SCH: Bringing Intelligence to Pulmonology: New AI-Enabled Systems for Pulmonary Function Tests Anytime and Anywhere
University Of Pittsburgh, Pittsburgh PA
Investigators
Abstract
Pulmonary diseases constitute a major public health challenge, and pulmonary function testing (PFT) is the main method of evaluating the changes in human airway mechanics, which are the key symptoms of pulmonary diseases. Due to the possibility of frequent exacerbations in pulmonary diseases, it is important that PFT is accessible to patients anytime and anywhere out of clinic, but most of current in-clinic PFT techniques are too cumbersome and expensive to be used out of clinic. This project addresses these challenges to enable PFT anytime and anywhere, by developing new and integrated artificial intelligence (AI) and sensing systems on commodity smartphones. As pulmonary diseases widely affect the human society and result in billions of annual healthcare related costs, this project has great potential to benefit society by enabling efficient disease monitoring, diagnosis and management out of clinic.

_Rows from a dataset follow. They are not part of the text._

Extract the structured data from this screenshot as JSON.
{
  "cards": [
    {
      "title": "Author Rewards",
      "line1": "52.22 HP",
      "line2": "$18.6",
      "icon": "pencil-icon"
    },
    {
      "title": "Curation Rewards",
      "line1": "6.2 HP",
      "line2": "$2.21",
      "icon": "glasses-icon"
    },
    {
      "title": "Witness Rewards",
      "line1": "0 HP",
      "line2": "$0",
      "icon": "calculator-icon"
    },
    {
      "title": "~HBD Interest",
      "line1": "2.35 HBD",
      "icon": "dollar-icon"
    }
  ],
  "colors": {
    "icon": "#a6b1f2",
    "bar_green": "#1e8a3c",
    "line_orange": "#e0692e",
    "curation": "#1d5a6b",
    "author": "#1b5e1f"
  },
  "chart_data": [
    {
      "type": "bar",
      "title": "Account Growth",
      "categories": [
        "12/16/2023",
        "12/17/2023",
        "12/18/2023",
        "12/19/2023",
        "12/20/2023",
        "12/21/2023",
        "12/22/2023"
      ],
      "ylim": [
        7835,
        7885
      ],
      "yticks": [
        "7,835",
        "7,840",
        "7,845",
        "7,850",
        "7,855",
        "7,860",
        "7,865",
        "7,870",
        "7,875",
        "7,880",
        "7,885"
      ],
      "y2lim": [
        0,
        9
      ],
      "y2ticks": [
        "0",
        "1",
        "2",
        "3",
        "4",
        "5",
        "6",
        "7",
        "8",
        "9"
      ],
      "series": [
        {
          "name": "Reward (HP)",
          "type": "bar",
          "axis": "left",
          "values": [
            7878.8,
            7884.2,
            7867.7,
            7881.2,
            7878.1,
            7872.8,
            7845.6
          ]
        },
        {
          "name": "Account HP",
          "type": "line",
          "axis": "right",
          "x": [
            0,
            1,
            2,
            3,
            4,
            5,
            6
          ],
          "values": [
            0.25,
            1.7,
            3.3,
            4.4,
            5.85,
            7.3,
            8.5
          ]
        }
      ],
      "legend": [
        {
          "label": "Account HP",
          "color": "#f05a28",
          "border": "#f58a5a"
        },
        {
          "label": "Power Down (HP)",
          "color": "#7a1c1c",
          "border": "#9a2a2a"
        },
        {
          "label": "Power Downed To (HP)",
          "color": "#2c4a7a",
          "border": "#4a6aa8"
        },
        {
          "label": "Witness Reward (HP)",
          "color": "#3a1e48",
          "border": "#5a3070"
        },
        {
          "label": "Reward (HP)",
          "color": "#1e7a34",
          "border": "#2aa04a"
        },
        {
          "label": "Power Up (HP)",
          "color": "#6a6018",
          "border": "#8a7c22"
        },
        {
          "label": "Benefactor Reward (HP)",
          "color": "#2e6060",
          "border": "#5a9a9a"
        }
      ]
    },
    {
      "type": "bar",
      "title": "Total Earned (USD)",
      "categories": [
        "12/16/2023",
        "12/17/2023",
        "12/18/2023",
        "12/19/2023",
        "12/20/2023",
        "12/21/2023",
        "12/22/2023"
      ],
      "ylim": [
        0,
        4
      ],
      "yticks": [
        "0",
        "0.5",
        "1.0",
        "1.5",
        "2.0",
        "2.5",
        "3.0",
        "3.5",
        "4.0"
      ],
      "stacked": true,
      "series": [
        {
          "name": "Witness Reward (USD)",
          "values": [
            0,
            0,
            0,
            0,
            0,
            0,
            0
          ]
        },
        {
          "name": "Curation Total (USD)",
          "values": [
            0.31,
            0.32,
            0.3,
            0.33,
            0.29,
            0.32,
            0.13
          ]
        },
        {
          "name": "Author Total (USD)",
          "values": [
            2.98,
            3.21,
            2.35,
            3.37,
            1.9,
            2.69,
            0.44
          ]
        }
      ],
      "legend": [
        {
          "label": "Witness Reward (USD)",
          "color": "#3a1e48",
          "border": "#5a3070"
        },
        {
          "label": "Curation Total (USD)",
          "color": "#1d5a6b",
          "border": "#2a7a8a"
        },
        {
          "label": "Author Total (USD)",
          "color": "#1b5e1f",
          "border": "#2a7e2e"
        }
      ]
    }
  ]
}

This project is also contributing to society by producing datasets that help understand the disease mechanisms, as well as developing new curricula, disseminating research for education and training, and engaging underrepresented students in research. The primary goal of this project is to enable highly accurate, adaptable and generic PFT out of clinic using commodity smartphones. The project consists of four research tasks: (1) designing new acoustic sensing systems on commodity smartphones that measure the humans’ airway lumen dimensions and characteristics; (2) extracting appropriate biomarker profiles from acoustic sensory data for disease evaluation; (3) developing generalizable machine learning (ML) models that can be applied to evaluating different pulmonary diseases; (4) exploring distributed and asynchronous methods of training the ML models with new federated learning techniques. This award reflects NSF's statutory mission and has been deemed worthy of support through evaluation using the Foundation's intellectual merit and broader impacts review criteria.